The Sendai Framework is the successor instrument to the Hyogo Framework for Action (HFA) 2005-2015: Building the Resilience of Nations and Communities to Disasters.
The Hyogo Framework for Action is the first plan to explain, describe and detail the work that is required from all different sectors and actors to reduce disaster losses. It was developed and agreed on with the many partners needed to reduce disaster risk - governments, international agencies, disaster experts and many others - bringing them into a common system of coordination.

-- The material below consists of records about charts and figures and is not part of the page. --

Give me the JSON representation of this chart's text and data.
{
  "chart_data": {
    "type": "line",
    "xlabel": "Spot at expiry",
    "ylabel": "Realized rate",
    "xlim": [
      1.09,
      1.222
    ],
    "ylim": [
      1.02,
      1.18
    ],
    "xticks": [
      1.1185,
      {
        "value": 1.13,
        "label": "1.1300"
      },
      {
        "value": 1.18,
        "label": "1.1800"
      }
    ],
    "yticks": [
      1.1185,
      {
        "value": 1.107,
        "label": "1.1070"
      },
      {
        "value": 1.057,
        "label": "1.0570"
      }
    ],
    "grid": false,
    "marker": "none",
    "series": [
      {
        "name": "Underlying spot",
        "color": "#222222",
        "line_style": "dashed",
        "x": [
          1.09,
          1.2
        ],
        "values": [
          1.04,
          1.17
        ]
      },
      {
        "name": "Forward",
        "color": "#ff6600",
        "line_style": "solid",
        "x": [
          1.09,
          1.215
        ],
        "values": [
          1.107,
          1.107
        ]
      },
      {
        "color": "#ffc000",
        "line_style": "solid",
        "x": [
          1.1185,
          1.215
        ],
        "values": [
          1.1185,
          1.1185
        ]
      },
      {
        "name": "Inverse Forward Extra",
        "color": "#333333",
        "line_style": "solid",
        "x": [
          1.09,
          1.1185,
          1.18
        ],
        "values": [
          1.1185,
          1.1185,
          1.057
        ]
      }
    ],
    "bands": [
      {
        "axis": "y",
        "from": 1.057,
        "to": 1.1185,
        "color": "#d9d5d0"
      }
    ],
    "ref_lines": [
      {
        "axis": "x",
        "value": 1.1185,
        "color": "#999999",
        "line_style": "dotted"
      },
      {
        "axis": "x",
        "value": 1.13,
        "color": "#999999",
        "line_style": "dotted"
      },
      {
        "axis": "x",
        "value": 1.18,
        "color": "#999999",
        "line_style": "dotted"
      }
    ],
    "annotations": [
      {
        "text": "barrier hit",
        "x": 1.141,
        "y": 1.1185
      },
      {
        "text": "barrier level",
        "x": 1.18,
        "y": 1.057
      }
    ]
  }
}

Watch here the full video which explains in detail the vision
The European Union action on resilience
The European Union has made huge steps towards strengthening disaster prevention and increasing its efficiency in dealing with disasters adoption two very important mechanisms, the Disaster Risk Reduction and the Emergency Response Coordination Centre
Disaster Risk Reduction (DRR)
The Disaster Risk Reduction is considered as a milestone and it includes activities like disaster management, disaster mitigation and disaster preparedness but also sustainable development.
‘’The European Union seeks to increasingly incorporate disaster risk reduction into its development cooperation activities.’’
In 2013-2020, the European Commission adopted – the Action Plan for Resilience in Crisis Prone Countries aiming to build resilience through joint EU effective collaboration actions coordinating humanitarian activities, long-term cooperation strategies and on-going political engagement.
The Action Plan also connects resilience with existing frameworks; the Millennium Development Goals (MDGs), post 2015 development agenda and the Hyogo Framework for Action
The Emergency Response Coordination Centre
The Emergency Response Coordination Centre (ERCC) was established by 31 to provide urgent support and quicker response to disaster inside and outside Europe. It works closely with the Member States and coordinates the EU’s disaster response efforts by sending immediate assistance to the country which seeks for help.
The BuildERS’s contribution
To improve the overall resilience of people, communities and the whole society, the BuildERS project focuses on the most vulnerable individuals, groups and communities strengthening their social risk capital, risk awareness and preparedness of the most vulnerable and increasing the understanding on what societal resilience comprises.
There will be given a special attention to the needs of the most vulnerable groups that have not been remained unfulfilled so far.